Belém – Um dos campos mais promissores na busca por um futuro mais sustentável e resiliente às mudanças climáticas é o das soluções baseadas na natureza (SbN). Lançado em 2009, em um relatório da International Union for Conservation of Nature (IUCN), o conceito designa as iniciativas inspiradas em sistemas naturais para resolver os desafios impostos por um planeta sob crescente pressão ecológica, social e econômica. Pela nova lógica, o dinheiro segue a natureza — e não o contrário, como sempre aconteceu.

A urgência desta virada de chave foi um dos temas, na manhã de quinta-feira, 13 de novembro, na abertura do World Climate Summit & The Investment COP 2025, em Belém. Realizado em paralelo à 30ª Conferência das Nações Unidas sobre Mudança Climática, o evento reúne investidores, empresários, líderes governamentais e representantes da sociedade civil para discussões sobre como transformar compromisso em ação.

“No ano passado, foram investidos pouco mais de US$ 2 trilhões na transição climática”, disse Marina Cançado, fundadora da Converge Capital, co-organizadora do encontro. “E, se analisarmos mais a fundo, 60% dos investimentos vão para energia e transporte, quando precisamos que o dinheiro flua para soluções baseadas na natureza.”

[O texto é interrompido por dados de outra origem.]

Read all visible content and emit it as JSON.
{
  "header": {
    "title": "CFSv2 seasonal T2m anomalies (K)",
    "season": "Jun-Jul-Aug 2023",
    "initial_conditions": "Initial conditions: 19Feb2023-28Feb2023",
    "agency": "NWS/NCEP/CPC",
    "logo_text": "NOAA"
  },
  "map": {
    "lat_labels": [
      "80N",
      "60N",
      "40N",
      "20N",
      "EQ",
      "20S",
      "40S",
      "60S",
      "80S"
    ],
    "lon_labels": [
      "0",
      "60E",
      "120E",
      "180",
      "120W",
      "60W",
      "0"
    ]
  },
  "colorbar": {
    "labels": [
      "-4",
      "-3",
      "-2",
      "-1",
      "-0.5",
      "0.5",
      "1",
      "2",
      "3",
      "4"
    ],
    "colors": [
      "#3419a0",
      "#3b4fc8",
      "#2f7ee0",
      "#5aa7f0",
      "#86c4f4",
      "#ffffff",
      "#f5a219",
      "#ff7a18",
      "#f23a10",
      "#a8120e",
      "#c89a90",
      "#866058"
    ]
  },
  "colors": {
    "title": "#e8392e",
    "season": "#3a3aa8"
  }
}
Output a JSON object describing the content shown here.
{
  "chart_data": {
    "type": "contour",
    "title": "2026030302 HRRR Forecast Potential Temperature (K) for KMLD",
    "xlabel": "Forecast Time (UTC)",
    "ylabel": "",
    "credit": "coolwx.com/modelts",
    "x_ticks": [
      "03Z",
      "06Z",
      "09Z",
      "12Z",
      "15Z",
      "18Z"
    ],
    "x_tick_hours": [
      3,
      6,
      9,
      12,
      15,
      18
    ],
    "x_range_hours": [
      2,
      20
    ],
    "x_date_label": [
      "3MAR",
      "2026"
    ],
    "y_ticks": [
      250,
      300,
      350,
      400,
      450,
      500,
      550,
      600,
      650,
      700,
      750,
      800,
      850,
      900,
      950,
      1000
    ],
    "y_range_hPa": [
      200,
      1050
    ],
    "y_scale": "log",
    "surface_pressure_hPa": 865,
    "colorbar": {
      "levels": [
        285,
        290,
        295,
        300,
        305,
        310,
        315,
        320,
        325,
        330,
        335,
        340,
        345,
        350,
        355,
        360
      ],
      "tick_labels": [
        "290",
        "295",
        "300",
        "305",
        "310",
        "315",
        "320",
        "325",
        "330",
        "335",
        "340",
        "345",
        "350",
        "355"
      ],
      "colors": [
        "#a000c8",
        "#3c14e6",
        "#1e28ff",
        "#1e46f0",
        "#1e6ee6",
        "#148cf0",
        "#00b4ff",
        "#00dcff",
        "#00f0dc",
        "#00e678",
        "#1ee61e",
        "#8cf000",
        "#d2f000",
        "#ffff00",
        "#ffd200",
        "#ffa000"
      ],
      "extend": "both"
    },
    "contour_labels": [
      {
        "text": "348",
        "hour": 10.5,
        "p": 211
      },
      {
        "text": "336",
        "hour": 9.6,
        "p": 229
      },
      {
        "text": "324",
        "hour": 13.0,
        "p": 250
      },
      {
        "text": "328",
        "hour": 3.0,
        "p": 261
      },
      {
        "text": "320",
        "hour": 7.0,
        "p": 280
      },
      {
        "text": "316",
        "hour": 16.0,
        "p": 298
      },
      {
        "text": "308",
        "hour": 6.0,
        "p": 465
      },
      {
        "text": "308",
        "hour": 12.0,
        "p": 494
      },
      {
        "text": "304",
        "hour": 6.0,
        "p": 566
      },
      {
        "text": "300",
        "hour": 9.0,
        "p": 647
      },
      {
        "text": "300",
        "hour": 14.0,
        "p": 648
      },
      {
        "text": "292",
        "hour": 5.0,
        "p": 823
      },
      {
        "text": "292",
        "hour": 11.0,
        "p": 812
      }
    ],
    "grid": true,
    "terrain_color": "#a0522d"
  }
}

Do total de aportes globais, apenas US$ 100 bilhões vieram para a América Latina, lembrou a empreendedora. A maior parte do dinheiro vem para o Brasil, O.K., mas é muito, muito pouco para um país considerado o “Vale do Silício das soluções baseadas na natureza”, como definiu o britânico Tony Land, cofundador da Capital for Climate.

“Nenhum outro país tem tanta capacidade física de restaurar florestas e absorver carbono quanto o Brasil”, afirmou. “Pesquisas indicam que o Brasil pode capturar entre 1,2 e 1,7 gigatoneladas de CO² ao ampliar as soluções baseadas na natureza.” E isso é muita, muita coisa — o equivalente às emissões anuais de Estados Unidos e União Europeia juntas.

Nas contas do PNUMA, o programa da ONU para o Meio Ambiente, para que as SbN atinjam toda a sua potencialidade seriam necessários US$ 11 trilhões em investimentos entre 2022 e 2050 — dito de outra forma, são US$ 500 bilhões anuais até 2050 contra os atuais US$ 200 bilhões. “Isso significa que o investimento em SbN precisa ser ampliado rápida e drasticamente”, lê-se no relatório da entidade.

No painel sobre SbN, Jack Howard, chefe da Agenda de Sistemas Mundiais do Fórum Econômico Mundial, explicou os elementos imprescindíveis para a adoção em escala das inovações inspiradas na natureza. “Tudo começa com um ambiente político previsível, transparente e eficaz. Precisamos de práticas empresariais sólidas, especialmente no setor de carbono, com créditos de alta integridade. E a filantropia tem um papel essencial como capital catalisador, preparando o terreno para o investimento privado.”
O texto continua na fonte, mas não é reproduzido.